The second reason takes things further into an eschatological perspective. As resurrected people in God’s new creation, we’re going to be our most perfected human selves. We will retain our male or female sexual natures, but as we see from Matthew 22, we won’t express those natures through sex in marriage (v. 30). If, in eternity, I’m my most perfected self, and that self is celibate, then this suggests that human sexuality is oriented toward relationship more broadly. Single Christians get to remind the world that there’s more to being sexual than having sex.
How do we actually inspire today’s Christian singles—and for that matter, the church as a whole—to see singleness as theologically significant?

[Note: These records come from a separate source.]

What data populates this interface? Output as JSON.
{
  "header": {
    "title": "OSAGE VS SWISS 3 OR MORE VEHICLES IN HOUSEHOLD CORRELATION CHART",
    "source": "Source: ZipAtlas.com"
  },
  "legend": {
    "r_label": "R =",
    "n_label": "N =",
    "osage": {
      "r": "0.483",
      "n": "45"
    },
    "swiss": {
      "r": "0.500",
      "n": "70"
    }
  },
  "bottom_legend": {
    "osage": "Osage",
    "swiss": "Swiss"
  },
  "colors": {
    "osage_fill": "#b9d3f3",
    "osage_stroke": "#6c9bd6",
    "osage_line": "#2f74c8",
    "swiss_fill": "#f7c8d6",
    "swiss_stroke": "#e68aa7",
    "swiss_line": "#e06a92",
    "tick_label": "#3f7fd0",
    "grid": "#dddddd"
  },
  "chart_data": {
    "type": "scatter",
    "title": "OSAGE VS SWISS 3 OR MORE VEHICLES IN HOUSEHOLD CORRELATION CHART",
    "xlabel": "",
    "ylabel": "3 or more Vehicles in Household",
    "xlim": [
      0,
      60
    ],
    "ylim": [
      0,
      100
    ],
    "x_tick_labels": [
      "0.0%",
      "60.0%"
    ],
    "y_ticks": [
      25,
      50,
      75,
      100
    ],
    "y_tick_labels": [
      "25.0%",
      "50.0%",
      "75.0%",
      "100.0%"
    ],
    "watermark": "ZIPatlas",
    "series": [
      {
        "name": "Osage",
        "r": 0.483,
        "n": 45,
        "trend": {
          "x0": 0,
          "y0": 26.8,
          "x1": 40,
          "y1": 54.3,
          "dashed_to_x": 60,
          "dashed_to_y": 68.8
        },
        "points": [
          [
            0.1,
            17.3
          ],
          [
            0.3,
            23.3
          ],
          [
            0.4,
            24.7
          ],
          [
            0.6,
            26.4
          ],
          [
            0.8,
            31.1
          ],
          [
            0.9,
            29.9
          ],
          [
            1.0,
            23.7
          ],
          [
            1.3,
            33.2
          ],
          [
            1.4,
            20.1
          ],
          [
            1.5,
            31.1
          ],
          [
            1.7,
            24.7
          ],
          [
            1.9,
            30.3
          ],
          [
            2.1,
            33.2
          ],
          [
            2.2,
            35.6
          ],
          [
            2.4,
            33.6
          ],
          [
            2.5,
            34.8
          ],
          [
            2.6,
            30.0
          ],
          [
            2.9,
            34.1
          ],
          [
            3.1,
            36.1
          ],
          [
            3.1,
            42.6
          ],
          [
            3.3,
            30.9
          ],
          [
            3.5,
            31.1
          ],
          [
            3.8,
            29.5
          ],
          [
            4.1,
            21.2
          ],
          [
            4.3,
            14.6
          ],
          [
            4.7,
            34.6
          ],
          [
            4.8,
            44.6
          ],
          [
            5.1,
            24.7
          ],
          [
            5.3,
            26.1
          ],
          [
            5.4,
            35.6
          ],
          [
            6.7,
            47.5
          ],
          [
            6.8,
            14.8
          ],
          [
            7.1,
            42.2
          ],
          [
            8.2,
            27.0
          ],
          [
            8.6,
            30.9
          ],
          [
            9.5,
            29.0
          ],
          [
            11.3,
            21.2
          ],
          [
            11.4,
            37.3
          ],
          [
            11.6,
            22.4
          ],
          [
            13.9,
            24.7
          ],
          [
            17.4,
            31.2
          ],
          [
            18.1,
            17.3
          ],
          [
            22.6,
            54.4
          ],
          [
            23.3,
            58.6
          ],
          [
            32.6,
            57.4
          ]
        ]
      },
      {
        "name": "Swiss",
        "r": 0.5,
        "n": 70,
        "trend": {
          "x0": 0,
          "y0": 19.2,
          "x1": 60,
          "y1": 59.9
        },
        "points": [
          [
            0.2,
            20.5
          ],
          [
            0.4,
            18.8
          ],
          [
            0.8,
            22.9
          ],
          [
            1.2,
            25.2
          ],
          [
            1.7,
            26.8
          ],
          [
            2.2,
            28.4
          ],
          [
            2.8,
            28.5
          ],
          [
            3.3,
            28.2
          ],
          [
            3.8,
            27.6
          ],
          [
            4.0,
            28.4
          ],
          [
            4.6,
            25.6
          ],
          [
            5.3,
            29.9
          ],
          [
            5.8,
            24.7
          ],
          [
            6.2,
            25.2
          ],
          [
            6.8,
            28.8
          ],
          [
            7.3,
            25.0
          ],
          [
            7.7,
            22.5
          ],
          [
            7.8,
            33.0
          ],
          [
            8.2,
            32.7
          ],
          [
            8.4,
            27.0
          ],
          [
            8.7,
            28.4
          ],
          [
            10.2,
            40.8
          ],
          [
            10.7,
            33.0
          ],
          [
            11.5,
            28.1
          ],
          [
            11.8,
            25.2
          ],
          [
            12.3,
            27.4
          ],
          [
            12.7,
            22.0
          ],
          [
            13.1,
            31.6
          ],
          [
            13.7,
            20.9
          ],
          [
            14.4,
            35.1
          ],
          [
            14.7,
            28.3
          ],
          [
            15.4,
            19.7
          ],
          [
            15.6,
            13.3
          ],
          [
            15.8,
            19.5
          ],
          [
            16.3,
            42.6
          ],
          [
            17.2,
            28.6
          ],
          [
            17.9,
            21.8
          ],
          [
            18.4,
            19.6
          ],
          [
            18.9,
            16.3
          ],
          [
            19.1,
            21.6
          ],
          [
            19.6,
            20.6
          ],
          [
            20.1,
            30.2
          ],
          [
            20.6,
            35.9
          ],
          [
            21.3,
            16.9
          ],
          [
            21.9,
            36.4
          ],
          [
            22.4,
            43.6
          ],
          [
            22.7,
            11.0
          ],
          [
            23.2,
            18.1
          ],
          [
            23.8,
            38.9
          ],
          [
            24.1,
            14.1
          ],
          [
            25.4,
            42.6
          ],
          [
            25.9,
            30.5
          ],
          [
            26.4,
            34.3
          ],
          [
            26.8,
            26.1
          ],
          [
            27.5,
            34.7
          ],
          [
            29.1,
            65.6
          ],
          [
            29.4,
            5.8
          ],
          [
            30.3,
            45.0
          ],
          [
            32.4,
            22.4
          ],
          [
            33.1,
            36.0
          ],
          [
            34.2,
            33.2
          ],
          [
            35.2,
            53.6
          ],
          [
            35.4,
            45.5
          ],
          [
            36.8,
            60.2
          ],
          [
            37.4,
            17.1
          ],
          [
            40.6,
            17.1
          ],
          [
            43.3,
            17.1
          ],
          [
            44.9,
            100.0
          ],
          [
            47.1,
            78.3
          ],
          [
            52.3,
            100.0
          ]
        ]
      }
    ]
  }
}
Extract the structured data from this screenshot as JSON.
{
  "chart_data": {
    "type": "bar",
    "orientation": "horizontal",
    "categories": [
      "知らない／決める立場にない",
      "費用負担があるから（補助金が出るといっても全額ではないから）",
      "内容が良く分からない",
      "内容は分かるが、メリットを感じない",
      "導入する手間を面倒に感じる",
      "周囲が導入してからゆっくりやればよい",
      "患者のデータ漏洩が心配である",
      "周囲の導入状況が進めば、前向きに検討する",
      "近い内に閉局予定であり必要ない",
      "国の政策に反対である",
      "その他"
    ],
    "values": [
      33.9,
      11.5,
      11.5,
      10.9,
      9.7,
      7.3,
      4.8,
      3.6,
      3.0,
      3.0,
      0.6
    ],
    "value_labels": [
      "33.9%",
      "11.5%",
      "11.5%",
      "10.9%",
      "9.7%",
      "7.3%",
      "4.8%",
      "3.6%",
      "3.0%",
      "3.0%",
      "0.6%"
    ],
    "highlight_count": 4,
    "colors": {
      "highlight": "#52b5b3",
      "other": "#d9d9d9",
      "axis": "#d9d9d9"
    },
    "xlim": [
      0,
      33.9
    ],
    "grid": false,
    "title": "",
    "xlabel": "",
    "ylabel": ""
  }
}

In my pastoral ministry, the vast majority of singles I’ve gotten to know desire marriage. So how do I handle that theologically and pastorally?
I think the answer is helping them to see their singleness the way God sees it. Our world can send the message that your singleness is only as good as you feel about it. If you’re happy and content being single, then your singleness is good. But if you’re unhappy and struggling, then your singleness is a bit tragic. My desire is to think beyond the personal experience of singleness to see the significance God has imbued it with.
For the church as a whole, the answer is much the same. Let’s be willing to go back to Scripture and look afresh at God’s purposes for marriage and singleness alike. Of course, that always feels like a cop-out, because people are keen to ask how the church should address singleness on a practical level. And that’s important to wrestle with. But without considering the underlying theology, we’re only applying Band-Aids to a gaping wound.
How has your own experience with singleness informed your work?
I became interested in this subject because I was single, and remaining so as fewer of my friends were. This compelled me to think theologically about God’s purposes for this part of my life. But what really cemented it for me was working in ministry and being exposed to lots of single women grappling with similar questions—not only never-married women, but widows and divorcees as well.
And even though this is a more pragmatic way of looking at things, it’s still true: I don’t think I could have done all this research and reflection had I been married with kids over the last eight years. Being a single woman in ministry has allowed me to invest in this project, which is a great gift to me and hopefully for others as well.
What advice would you give Christian believers struggling with their singleness?
First, take that struggle seriously. You don’t need to feel shameful because you’re struggling. There are real griefs involved in all sorts of life circumstances, singleness very much included.
But don’t be content to remain in that struggle. Prayerfully ask God and other believers to help you seek Christian growth and contentment. And ask that you can find a comfort and peace rooted in God’s sovereignty over your life. Even amid grief, we can move toward the joy the gospel gives us, particularly as we look toward the new creation that awaits us.